“Kime çekmis anlamıyorum ki”
“Ne desem tam tersini yapıyor”
“Ne güzel laftan anlıyor nede dayaktan”
“O ne derse o olsun istiyor”
“Hep burnunun dikine gidiyor”
Bu sitemli sözler size tanıdık geldi mi? Geldi ise okumaya devam o zaman. Sevgili anne babalar, çocuğun bakımını üstlenen kıymetli okuyucular; Tamam bizim çocuğumuz, bizim bir parçamız, onu dünyaya biz getirdik, canımız ciğerimiz ama herşeyden önce unutmamamız gereken bir şey var “o da bir birey”
Çocuğumuz kendi söz hakkı olsun ister. Konuştuğu dinlensin ister. Kendi başına bazı şeyleri yapmak ister. Kendine ait eşyalar, yaşam alanı olsun ister. Haklı çıkmak ister. Başarmak ister. Ister, ister. Tıpkı bizler gibi. Çünkü “o da bir birey”
Bunları isterken bizimle inatlaşacak, ısrarcı olacak, bize hayır diyecek. Evet bize hayır diyecek. Halbuki biz onun isteklerine evet diyoruz ama o bize hayır diyecek…
Kişilik oluşumunun temellerinin atıldışı ilk 6 yıl söz dinlememe konusunda çetin geçecek. Bunu bilin ve hazırlıklı olun. Yürümeye başladığında, kendi başına yemek yiyebildiğinde, tuvalet eğitimini tamamladığında yani kendi bedeni üzerinde kontrol kazanmaya ve beceri sağlamaya başladığında; artık bende varım demeye başlayacak. Bizlerin tahammül sınırlarını zorlayacak.
Isteklerini ağlayarak yaptırma yoluna gidecek. Itiraf edin bu konuda da başarılı olacak. Işte ilk hata burada başlıyor. Ağlayarak yaptırdığını öğrenen çocuğumuz artık bizi avucunun içine aldı demektir. Bu tabirimi mazur görün ama öyle. Ne zaman ki hayır dediniz, ağlama krizleri başlayacaktır. Kendini yerden yere atacak hatta etrafında yada o an elinde bulunan materyali fırlatacak, zarar verecektir. Önce sabır.

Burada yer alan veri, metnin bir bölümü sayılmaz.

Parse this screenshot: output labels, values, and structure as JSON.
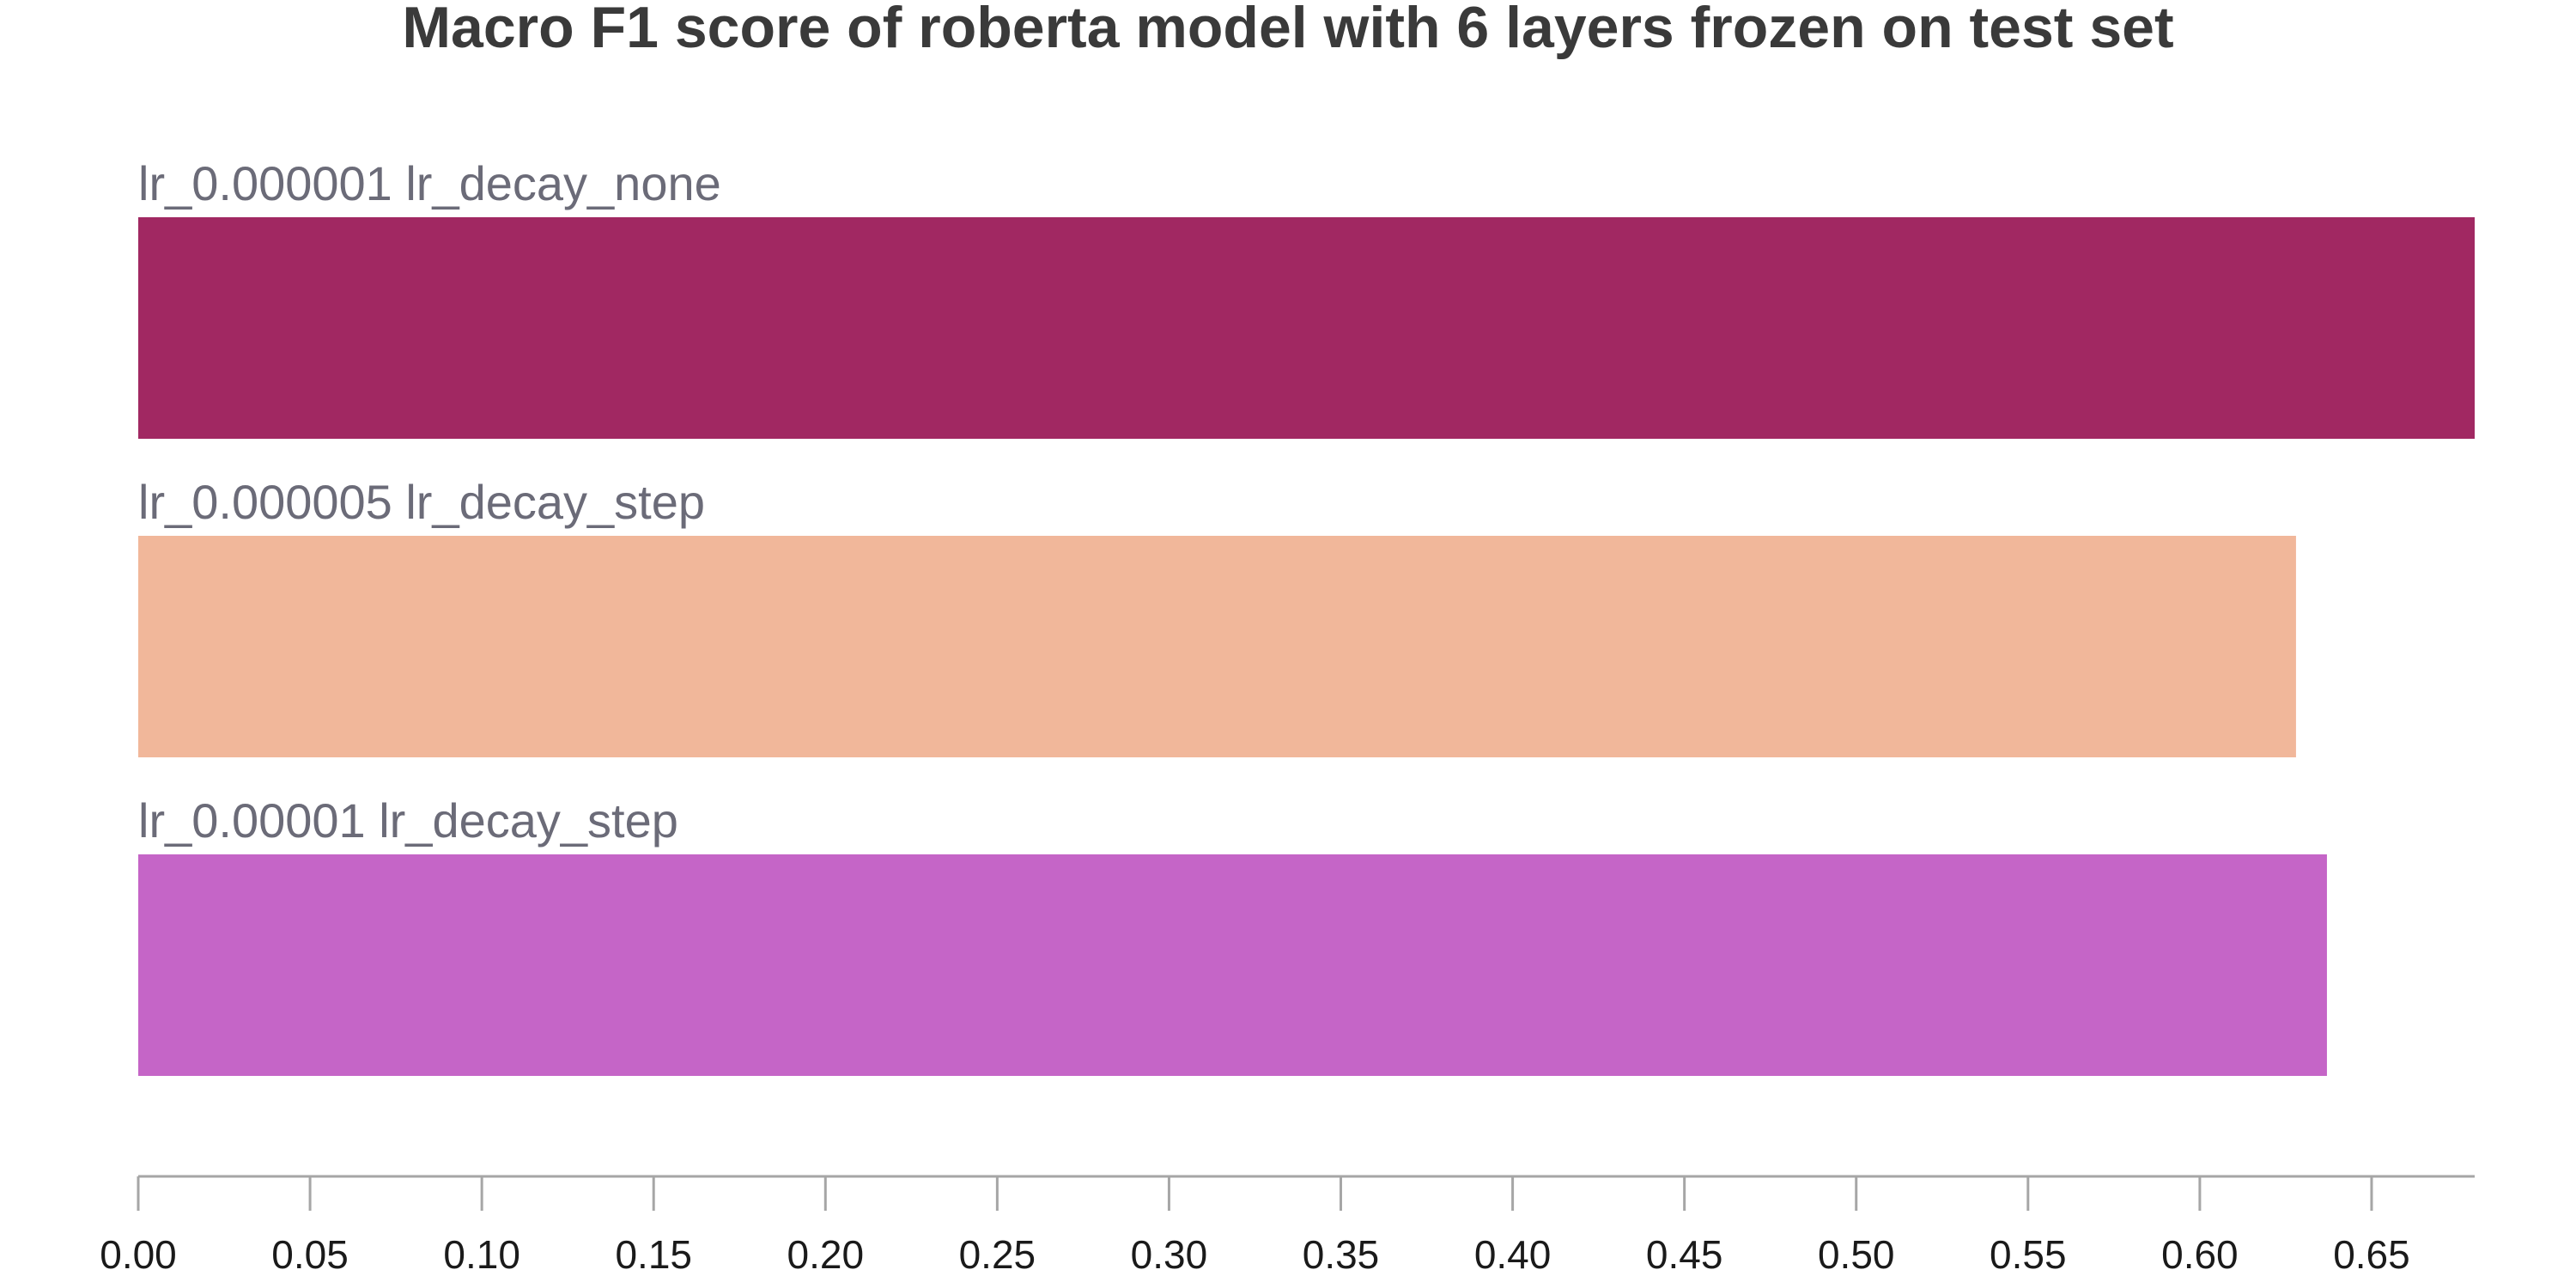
{
  "chart_data": {
    "type": "bar",
    "orientation": "horizontal",
    "title": "Macro F1 score of roberta model with 6 layers frozen on test set",
    "xlabel": "",
    "ylabel": "",
    "xlim": [
      0,
      0.68
    ],
    "grid": false,
    "legend": "none",
    "categories": [
      "lr_0.000001 lr_decay_none",
      "lr_0.000005 lr_decay_step",
      "lr_0.00001 lr_decay_step"
    ],
    "values": [
      0.68,
      0.628,
      0.637
    ],
    "colors": [
      "#a12862",
      "#f1b79a",
      "#c565c7"
    ],
    "ticks": [
      0.0,
      0.05,
      0.1,
      0.15,
      0.2,
      0.25,
      0.3,
      0.35,
      0.4,
      0.45,
      0.5,
      0.55,
      0.6,
      0.65
    ],
    "tick_labels": [
      "0.00",
      "0.05",
      "0.10",
      "0.15",
      "0.20",
      "0.25",
      "0.30",
      "0.35",
      "0.40",
      "0.45",
      "0.50",
      "0.55",
      "0.60",
      "0.65"
    ]
  }
}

Her çocuğun ilgi alanı, öğrenme hızı farklıdır. Aynı evin içinde birden fazla çocuk olsa, hepsinin eğitimi farklılık gösterecektir bu yüzden. Çocuğumuzun ihtiyaç ve isteklerini gözardı edemeyiz. Evet biz çok meşgulüz, herşeyin en iyisi olsun istiyoruz. Saçımızı sübürge ediyoruz yuvamız için. Bunları yaparken amaç çocuklarımızın iyiliği iken, onların iyiliğinden uzaklaştığımızın farkında mıyız peki?
Çocuklarımıza “hep ben” dememesi için uğraşırken aslında biz “ben” diyoruz belkide. Bizim çocuğa empoze etmeye çalıştıklarımız, bizim kurallarımız, bizim alışkanlıklarımız, bizim ideallerimiz. Planlı yaşayalım, kurallalar çerçevesinde yaşayalım, bizim istediğimiz menü ile beslensin, bizim istediğimiz kitaplar okusun, bizim istediğimiz saatlerde yatılıp kalksın. Elleri, kıyafeti kirli dolaşmasın. Kırık oyuncak varsa hemen atılsın. Yemeğini hızlı yesin, oyuncaklarını herkesle paylaşsın, kardeş ve arkadaşları ile kavga etmesin. Tamam haklısınız, bütün bunlar çocuşumuzun iyi yetişmesi için ama ya onun duygu ve istekleri? Bir sürü zorlayıcı beklentiler. Bunun karşılığında çocuğumuz ile çatışma yaşamak kaçınılmaz. Her çatışma sonrası ‘söz dinlemeyen çocuk’ etiketi.
Bizim beklentilerimizi yerine getirmesinin tek yolu emretmek değildir. Her çocuğun ihtiyacına uygun disiplin anlayışı mutlaka vardır.